4 de jan. de 2020

Mais é Menos

Logo do movimento Slow Science (Fonte: RING).

“Nós somos cientistas. Nós não blogamos. Nós não tuitamos. Nós necessitamos do nosso tempo.” (SLOW-SCIENCE.org)

Parece que a avalanche de informações em que estamos imersos atualmente, ao contrário do que se podia imaginar, tem sido um obstáculo para a Ciência. Pelo menos é o que diz a professora Uta Frith, pesquisadora alemã que atua no Instituto de Neurociência Cognitiva da University College London.

Professora Uta Frith (Fonte: LifeWatch).


Segundo Frith (2019), a grosso modo, há muita coisa sem relevância sendo publicada, seja por ser mais do mesmo, seja por ser superficial, sem sólida base metodológica.

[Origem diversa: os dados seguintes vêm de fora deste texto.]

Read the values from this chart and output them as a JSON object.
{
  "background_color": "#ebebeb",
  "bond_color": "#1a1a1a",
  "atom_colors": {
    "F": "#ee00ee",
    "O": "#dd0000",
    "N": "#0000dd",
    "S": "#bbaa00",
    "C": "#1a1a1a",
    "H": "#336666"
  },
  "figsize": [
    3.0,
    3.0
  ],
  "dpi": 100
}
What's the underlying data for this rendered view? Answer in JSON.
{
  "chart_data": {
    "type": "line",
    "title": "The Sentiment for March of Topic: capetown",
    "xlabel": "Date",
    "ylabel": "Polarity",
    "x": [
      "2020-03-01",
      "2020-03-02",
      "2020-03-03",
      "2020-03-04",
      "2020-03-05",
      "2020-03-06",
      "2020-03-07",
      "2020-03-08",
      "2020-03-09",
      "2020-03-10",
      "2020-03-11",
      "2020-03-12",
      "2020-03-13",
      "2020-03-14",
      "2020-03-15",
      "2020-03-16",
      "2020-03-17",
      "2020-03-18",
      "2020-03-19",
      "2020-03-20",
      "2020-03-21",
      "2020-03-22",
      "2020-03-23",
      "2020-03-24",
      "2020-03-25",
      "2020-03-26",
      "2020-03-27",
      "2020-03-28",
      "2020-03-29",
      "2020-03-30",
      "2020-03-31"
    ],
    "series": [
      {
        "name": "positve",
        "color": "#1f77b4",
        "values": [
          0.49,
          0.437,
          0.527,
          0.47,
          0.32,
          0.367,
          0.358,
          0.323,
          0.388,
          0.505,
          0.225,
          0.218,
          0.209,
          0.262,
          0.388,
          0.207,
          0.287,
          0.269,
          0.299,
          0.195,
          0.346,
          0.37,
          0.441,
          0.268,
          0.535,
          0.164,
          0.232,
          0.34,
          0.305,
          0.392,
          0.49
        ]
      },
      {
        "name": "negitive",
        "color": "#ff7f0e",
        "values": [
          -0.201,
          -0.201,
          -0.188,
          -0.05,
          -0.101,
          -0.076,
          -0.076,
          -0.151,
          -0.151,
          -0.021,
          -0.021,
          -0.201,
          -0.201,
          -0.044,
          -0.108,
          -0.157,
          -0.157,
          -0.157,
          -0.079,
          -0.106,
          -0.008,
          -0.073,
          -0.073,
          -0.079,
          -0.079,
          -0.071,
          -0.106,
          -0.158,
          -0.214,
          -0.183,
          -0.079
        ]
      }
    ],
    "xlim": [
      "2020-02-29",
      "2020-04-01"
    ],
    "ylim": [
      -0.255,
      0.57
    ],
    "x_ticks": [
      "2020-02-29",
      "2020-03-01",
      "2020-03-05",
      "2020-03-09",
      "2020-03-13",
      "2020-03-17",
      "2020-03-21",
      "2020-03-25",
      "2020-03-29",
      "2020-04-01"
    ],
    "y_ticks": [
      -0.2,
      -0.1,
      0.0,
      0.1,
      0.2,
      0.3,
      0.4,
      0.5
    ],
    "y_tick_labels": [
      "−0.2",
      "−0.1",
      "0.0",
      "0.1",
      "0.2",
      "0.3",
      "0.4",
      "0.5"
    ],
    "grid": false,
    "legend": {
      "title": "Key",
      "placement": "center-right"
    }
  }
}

De fato, há uma grande pressão para que os pesquisadores, em todo o mundo, geram certa produtividade em termos de volume de publicações. Isso tem levado muitos pesquisadores a valorizarem a quantidade de artigos publicados em vez da qualidade de suas publicações.
O resultado é que, ao fazermos um levantamento sobre determinado tema, seja para uma revisão ou para formar a argumentação numa análise dados, encontramos uma quantidade enorme de publicações. Fica difícil filtrar o que é relevante e útil para a pesquisa. E frequentemente ficam de fora referências que poderiam trazer contribuições importantes.
Frith defende o que vem sendo denominado como slow science ― em tradução literal: 'ciência lenta' ― em oposição à fast science ― assim como o fast food está para a alimentação. Trata-se de uma concepção em que o que importa é a qualidade e não a quantidade. Uma boa publicação pode dizer mais que várias publicações ruins. E isso tem muito a ver com a própria Ciência: ‘dizer muito falando pouco’.
De acordo com Fernando Nogueira da Costa (2011), professor Titular do Instituto de Economia da UNICAMP (IE-UNICAMP), o movimento Slow Science defende o direito de cientistas fugirem da corrida pelo grande número de publicações e priorizarem qualidade da pesquisa.

Professor Fernando Nogueira da Costa (Fonte: Terraço Econômico).


Uta Frith não está sozinha. Isabelle Stengers, uma importante cientista e filósofa belga, muito influente nos adeptos da ciência da complexidade, também defende a “ciência lenta”, o que pode ser conferido em sua obra recente “Another Science is Possible: A Manifesto for Slow Science” (Stengers, 2018).
Professora Isabelle Stengers (Fonte: maquiavel)


Há dois problemas com a fast science: (1) a pressão por “produtividade”, tendo como principal critério avaliativo a “quantidade”, tem levado a uma enorme quantidade de artigos e periódicos de baixa qualidade ― os chamados “periódicos predatórios” ― os quais inundam as bases de dados e sistemas de pesquisa em rede; (2) torna-se cada vez mais difícil distinguir entre publicações e autores com credibilidade e duvidosos.
O pesquisador acaba se deparando com um grande trabalhoso desafio, que é a tarefas de buscar suas referências, avaliar o que é relevante e também o que digno de credibilidade e filtrar. Só então poderá reunir as referência que poderá utilizar. Na verdade não é exatamente assim que a coisa acontece. Coloquei dessa maneira apenas para ser didático. Na verdade todas essas tarefas acontecem ao mesmo tempo. Mas, dá para imaginar como o trabalho fica mais difícil e demorado quando temos que lidar com um volume grande de publicações que oferecem muito pouco em termos de informação relevante.
Neste sentido, a Ciência pode se tornar mais inteligente (e eficiente). Assim, mais do que gerar dados e publicações, que resultem em impacto em seus currículos, os cientistas deverão dedicar tempo para analisar os dados e informações visando extrair o máximo de seus estudos e, assim, obter publicações que gerem maior impacto real no conhecimento científico.

Referências

da Costa, F. N. 2011. Manifesto da Slow Science. Blog Cidadania & Cultura.
Frith, U. 2019. Fast Lane to Slow Science. Trends in Cognitive Sciences, 2020, v. 24, n. 1, p. 1-2.
Stengers, I. 2018. Another Science is Possible: A Manifesto for Slow Science. John Wiley & Sons,  Hoboken - NJ, 220p.